Twelve new wards were opened in the King’s Mill centre, and broadcast programmes were made available on channel 15. Programmes were extended to cover Sundays.
Millside celebrated its fifth birthday, and invitations to join the festivities were extended to people inside and outside the hospital. A live party programme was transmitted across the hospitals and the whole Mansfield and Ashfield area with help from Sherwood Community Radio RSL.
Further developments and technical upgrades took place. Grants from the hospital Trust were obtained to enable new studio equipment to be commissioned. State-of-the-art digital recorders were brought into service for the first time. Frances Stein trying out the new equipment in studio two
A grant from the Nottingham Building Society enabled us to purchase a new computer system to help with the running of the station. Grants from Fidler & Pepper solicitors and K.C. Mobility Services Limited meant that we could purchase fund-raising goods and a new jingle package.
The whole studio complex was redecorated and secure CD cabinets were built and installed. The first web site was launched.
A portable minidisk recorder was purchased to enable on-location interviews to take place. The recordings could be edited electronically, a far cry from the early days of cutting and splicing audio tape!
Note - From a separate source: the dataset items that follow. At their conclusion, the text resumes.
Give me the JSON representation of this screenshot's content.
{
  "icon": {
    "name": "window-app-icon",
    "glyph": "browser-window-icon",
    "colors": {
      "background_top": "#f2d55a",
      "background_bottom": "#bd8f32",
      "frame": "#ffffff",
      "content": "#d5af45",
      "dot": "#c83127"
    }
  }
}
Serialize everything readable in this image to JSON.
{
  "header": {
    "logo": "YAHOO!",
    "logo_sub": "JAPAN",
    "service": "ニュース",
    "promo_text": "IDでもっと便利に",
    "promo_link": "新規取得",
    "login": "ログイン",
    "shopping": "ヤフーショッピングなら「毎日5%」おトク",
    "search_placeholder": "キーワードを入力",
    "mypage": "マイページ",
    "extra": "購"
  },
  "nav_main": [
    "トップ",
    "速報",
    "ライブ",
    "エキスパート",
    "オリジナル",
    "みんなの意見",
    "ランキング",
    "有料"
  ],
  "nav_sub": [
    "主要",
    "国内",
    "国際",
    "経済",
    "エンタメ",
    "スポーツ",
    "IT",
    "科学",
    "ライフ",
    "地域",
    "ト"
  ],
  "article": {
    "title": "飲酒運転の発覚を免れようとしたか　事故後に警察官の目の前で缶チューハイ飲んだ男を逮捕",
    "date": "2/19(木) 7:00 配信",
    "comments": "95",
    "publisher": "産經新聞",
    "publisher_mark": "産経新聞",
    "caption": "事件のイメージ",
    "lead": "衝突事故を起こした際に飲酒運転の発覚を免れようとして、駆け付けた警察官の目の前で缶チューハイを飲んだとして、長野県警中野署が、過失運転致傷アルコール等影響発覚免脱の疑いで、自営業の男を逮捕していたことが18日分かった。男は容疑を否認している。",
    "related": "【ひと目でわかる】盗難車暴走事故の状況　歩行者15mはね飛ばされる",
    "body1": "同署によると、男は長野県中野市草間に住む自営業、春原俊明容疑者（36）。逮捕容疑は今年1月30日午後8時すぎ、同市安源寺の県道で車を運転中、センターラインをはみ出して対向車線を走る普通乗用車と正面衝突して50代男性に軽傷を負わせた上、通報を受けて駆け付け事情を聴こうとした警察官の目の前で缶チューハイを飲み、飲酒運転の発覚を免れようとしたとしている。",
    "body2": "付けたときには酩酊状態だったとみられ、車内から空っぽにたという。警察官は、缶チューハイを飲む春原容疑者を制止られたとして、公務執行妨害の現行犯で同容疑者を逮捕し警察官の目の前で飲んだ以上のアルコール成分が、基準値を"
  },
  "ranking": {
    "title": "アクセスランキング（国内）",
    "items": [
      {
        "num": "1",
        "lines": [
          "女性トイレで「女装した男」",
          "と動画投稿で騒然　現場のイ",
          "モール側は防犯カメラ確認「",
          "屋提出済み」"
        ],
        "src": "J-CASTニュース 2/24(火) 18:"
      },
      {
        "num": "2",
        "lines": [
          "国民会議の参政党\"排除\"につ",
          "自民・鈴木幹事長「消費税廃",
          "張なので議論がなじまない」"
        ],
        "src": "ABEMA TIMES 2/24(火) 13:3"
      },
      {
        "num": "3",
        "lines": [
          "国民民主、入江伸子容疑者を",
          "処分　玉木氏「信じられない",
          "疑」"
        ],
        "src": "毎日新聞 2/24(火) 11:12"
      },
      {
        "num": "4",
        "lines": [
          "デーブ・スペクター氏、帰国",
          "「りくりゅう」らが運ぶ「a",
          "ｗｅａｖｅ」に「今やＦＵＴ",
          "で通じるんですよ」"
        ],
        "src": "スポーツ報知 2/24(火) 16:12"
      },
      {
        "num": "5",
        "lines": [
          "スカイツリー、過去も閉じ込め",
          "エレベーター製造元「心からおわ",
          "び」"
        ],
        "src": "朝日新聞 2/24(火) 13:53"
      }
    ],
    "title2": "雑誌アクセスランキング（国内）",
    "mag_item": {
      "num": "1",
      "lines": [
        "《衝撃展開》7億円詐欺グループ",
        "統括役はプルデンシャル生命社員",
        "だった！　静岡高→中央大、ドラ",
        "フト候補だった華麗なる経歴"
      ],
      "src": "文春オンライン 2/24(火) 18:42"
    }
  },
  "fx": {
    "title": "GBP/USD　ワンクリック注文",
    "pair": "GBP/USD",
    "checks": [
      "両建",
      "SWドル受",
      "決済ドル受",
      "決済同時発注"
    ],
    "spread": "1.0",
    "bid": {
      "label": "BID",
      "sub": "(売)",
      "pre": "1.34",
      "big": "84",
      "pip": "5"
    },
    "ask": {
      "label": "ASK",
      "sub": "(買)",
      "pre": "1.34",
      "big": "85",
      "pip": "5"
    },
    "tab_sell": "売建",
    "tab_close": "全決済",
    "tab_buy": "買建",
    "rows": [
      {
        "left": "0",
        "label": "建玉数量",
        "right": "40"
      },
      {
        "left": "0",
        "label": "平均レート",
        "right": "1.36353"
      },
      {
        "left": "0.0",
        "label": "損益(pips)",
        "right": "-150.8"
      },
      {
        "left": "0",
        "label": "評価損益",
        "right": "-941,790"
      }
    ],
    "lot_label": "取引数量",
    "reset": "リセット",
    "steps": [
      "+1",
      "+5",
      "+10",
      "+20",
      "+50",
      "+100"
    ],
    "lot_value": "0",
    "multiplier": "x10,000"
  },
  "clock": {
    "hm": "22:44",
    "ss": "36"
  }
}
Millside took delivery of a piece of equipment called an EncoDad. This enables Millside to have twenty-four hour programming for the hospital wards 365 days a year!
A new computer with touch-screen was bought, thanks for a grant bid. This was set up to run Millycart, an application produced in-house, enabling presenters to find and play a piece of music requested by a listener. Such a song can be found and ready to play within five seconds! Millycart is also used to play out jingles, trailers and other items.
The web site was properly established and listeners were able to find out more about the station. The station ditched the EncoDad and developed an in-house playout system.
At last! Millside was able to move out of it’s original studios into a brand-new area comprising two studios and a large reception area. There was a lot involved in packing and moving all of our stuff and, if the truth be known, we still haven’t unpacked completely!
We began experimenting with making our programmes available via the web site. This proved very successful and from now on, with the support of the Hospital Trust, we intend to extend this facility. We also took delivery of a new American style jingle package recorded for us in Dallas, Texas.
This year saw our twentieth birthday! We held a big party in the Street of the King’s Mill hospital and friends old and new helped us celebrate
This year has seen a brand new set of programmes. New members have joined and we have more live shows than ever. All of our computing facilities have been upgraded and have added to the reliability of our broadcast facilities.
After exhaustive testing, we now broadcast our programmes online in super high-quality sound for friends and supporters of the station. We also have a Twitter and Facebook presence.
In all, we are now on a par with professional broadcasters!